« Ça fait quatre ans qu’on parle des mêmes problèmes. » Cette phrase a résonné à plusieurs reprises lors de la première rencontre, après les élections municipales de mars, entre commerçants et élus dracénois. Derrière deux heures d’échanges courtois, un sentiment domine : l’exaspération.
Un constat sans détour
Manque d’attractivité, difficultés de stationnement, communication insuffisante, commerces vacants, rues peu entretenues et sentiment d’abandon de certains secteurs : face aux élus, notamment Christine Premoselli, Sophie Dufour, Laure Agnesi, Enzo Remous et Christine Niccoletti, les commerçants ont dressé un constat sans concession. La présidente de l’association Vitrines dracénoises, Rosine Pichot, a reconnu que des efforts ont été entrepris ces dernières années, comme la réhabilitation des rues piétonnes, mais a souligné qu’il reste encore beaucoup à faire pour redonner une dynamique au centre-ville. Elle aurait souhaité en faire part au maire Richard Strambio, mais ce dernier a quitté rapidement la réunion, laissant la parole à ses adjoints.

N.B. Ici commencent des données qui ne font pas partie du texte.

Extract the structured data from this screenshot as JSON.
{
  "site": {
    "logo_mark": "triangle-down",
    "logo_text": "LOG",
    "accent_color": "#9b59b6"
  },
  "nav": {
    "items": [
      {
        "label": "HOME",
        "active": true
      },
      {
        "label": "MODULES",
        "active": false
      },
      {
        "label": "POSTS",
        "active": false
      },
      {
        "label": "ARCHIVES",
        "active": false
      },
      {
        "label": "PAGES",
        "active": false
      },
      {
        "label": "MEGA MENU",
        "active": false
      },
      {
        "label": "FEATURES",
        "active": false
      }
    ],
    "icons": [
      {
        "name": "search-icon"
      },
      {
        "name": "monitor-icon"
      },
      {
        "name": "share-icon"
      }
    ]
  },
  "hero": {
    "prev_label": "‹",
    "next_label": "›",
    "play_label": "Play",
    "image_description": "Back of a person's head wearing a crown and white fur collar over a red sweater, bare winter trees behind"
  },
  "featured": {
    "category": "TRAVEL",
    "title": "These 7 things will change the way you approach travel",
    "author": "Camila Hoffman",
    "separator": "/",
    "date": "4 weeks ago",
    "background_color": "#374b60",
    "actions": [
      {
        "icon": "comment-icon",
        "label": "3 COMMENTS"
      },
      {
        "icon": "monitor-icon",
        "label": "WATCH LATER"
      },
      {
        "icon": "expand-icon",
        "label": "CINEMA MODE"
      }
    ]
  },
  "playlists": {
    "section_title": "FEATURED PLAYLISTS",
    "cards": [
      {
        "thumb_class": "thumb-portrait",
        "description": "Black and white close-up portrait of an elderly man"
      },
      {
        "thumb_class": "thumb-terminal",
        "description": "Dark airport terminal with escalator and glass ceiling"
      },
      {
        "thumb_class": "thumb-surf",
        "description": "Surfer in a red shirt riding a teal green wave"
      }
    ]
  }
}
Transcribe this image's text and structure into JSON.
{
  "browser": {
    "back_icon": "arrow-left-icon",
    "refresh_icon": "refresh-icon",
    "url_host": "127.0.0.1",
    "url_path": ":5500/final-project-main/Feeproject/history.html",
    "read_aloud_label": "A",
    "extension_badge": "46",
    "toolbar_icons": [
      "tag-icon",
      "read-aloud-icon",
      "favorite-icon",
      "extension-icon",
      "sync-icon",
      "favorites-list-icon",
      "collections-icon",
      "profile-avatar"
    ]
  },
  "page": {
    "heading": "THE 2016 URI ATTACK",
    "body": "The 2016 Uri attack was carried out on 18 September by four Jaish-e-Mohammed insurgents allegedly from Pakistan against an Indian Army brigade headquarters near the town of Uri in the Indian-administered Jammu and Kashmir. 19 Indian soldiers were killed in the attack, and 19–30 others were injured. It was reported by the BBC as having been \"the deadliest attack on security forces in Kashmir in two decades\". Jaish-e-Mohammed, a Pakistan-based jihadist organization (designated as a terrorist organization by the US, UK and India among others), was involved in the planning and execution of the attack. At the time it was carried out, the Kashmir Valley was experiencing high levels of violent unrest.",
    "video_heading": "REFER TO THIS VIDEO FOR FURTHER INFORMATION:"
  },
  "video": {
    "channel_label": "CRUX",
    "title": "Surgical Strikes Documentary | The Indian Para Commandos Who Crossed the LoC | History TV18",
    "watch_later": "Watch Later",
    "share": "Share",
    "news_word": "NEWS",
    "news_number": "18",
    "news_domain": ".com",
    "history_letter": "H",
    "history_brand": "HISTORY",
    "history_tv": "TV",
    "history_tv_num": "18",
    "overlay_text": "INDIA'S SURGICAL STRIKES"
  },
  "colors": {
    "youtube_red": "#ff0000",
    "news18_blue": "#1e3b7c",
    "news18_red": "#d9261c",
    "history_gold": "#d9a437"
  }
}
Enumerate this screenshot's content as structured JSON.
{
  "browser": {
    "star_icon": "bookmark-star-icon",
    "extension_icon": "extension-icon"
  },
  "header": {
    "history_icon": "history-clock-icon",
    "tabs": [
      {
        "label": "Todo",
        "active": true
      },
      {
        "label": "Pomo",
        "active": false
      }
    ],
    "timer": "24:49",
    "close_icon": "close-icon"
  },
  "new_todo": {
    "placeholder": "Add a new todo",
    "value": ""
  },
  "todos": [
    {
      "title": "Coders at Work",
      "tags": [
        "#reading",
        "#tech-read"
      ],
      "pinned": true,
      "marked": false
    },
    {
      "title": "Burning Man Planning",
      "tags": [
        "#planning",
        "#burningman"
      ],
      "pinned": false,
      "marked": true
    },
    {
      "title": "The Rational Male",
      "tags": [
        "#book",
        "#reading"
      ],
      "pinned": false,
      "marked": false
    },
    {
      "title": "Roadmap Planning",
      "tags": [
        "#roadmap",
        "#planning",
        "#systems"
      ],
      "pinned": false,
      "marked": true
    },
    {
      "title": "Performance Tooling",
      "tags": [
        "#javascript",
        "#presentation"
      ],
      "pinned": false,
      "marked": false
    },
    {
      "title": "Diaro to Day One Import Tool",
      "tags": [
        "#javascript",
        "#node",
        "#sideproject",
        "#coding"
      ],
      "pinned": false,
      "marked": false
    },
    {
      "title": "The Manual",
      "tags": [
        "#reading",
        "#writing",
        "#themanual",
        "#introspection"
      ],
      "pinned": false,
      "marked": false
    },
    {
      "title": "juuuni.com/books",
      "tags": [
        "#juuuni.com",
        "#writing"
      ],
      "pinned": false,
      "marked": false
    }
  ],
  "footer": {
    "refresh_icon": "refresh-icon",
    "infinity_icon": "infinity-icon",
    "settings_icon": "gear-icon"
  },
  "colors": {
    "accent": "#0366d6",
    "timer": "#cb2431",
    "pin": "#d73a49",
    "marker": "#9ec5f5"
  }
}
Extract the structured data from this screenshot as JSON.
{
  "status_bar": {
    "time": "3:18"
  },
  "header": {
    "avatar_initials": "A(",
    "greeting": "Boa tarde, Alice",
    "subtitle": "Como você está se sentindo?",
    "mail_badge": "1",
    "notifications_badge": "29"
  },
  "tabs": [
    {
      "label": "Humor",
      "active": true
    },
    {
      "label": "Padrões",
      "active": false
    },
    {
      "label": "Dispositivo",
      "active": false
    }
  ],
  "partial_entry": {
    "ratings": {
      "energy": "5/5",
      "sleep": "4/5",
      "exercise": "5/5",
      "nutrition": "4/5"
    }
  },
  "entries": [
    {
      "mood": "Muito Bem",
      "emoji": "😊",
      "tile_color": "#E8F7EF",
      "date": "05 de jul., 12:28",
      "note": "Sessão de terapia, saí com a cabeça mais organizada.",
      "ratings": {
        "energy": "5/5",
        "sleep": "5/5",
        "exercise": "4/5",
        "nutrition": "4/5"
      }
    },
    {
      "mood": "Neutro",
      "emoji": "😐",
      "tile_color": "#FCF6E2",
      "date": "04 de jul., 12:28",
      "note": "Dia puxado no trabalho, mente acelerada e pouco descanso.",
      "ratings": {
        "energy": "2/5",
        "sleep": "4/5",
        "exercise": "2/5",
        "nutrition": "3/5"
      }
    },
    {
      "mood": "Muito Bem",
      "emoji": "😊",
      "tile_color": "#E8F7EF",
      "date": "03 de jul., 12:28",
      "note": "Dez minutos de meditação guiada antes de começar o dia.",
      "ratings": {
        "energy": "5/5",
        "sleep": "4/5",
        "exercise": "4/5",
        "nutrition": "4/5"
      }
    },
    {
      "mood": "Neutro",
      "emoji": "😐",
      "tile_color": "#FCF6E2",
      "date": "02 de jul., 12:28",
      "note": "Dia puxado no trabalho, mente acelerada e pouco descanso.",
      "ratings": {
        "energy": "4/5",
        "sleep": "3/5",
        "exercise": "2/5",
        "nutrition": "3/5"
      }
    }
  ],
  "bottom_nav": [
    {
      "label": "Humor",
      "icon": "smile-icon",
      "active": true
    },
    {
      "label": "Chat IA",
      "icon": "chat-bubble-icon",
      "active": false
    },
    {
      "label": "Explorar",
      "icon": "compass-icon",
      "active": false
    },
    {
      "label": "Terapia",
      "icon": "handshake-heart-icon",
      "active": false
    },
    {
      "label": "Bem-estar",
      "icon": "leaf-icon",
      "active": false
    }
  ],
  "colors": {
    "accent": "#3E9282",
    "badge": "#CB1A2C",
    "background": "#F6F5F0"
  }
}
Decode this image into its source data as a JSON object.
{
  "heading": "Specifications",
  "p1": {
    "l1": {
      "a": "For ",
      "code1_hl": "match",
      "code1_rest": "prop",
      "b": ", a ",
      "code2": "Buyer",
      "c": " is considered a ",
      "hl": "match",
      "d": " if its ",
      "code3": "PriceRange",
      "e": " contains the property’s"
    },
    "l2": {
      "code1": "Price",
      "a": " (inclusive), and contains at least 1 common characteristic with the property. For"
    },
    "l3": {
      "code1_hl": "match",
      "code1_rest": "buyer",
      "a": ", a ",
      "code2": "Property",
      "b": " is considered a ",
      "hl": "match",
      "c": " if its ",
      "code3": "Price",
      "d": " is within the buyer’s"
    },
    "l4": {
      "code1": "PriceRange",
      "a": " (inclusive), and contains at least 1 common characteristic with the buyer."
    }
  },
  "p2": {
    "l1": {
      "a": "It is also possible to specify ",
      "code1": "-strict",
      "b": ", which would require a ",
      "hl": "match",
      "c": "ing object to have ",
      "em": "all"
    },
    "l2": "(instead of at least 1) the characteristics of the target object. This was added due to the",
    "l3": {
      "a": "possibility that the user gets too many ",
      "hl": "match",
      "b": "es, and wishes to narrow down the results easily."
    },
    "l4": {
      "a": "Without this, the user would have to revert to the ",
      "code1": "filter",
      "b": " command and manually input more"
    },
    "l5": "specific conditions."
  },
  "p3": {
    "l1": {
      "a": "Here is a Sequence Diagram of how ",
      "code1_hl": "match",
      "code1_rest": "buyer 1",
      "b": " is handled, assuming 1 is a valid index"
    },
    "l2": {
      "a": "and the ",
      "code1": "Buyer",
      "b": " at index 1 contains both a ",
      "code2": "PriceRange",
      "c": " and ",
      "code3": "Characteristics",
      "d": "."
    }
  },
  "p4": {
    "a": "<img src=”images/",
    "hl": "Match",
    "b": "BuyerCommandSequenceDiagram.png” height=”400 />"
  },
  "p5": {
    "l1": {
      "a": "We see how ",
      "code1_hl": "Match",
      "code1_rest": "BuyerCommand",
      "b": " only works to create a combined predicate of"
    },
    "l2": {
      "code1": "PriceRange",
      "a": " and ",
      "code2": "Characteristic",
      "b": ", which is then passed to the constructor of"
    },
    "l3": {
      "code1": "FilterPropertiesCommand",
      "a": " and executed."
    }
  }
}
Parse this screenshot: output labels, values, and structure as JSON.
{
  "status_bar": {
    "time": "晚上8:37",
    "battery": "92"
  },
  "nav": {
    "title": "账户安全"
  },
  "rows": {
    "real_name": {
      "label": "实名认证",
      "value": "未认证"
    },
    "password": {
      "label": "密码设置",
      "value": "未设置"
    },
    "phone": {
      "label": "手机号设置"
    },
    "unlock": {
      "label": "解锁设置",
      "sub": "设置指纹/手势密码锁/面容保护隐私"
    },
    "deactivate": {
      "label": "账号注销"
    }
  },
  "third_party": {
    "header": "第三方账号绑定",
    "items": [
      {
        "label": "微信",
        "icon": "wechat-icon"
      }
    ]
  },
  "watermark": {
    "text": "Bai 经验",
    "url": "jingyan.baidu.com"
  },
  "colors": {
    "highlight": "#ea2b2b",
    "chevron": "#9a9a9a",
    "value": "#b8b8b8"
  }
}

L'image de la ville en question
Pour plusieurs commerçants, la priorité est de revoir l’image de la ville avant même d’évoquer animations ou festivités. « Avant, les rues piétonnes étaient fleuries. Aujourd’hui, il manque de la couleur, de la vie », regrette l’un d’eux, rappelant les anciennes suspensions florales qui ornaient les artères commerçantes. Certains pointent également la multiplication des vitrines vides, avec des locaux à vendre ou à louer depuis des mois, voire des années. D’autres s’interrogent sur la stratégie municipale concernant les acquisitions immobilières réalisées par la Saiem (Société anonyme d’économie mixte de construction). « Pourquoi certains commerces sont-ils préemptés et pas d’autres ? Quelle est la vision pour demain ? », lance une commerçante, évoquant la préemption des locaux Gost rue République tandis que la Saiem a laissé ceux de la boutique Chiffon (rue Cisson) être attribués à un repreneur qui entend changer leur destination. « Ce magasin emblématique du centre-ville va devenir une sortie de secours pour un bistro. Tout le monde le sait, rien n’est fait ! », lâche une autre commerçante.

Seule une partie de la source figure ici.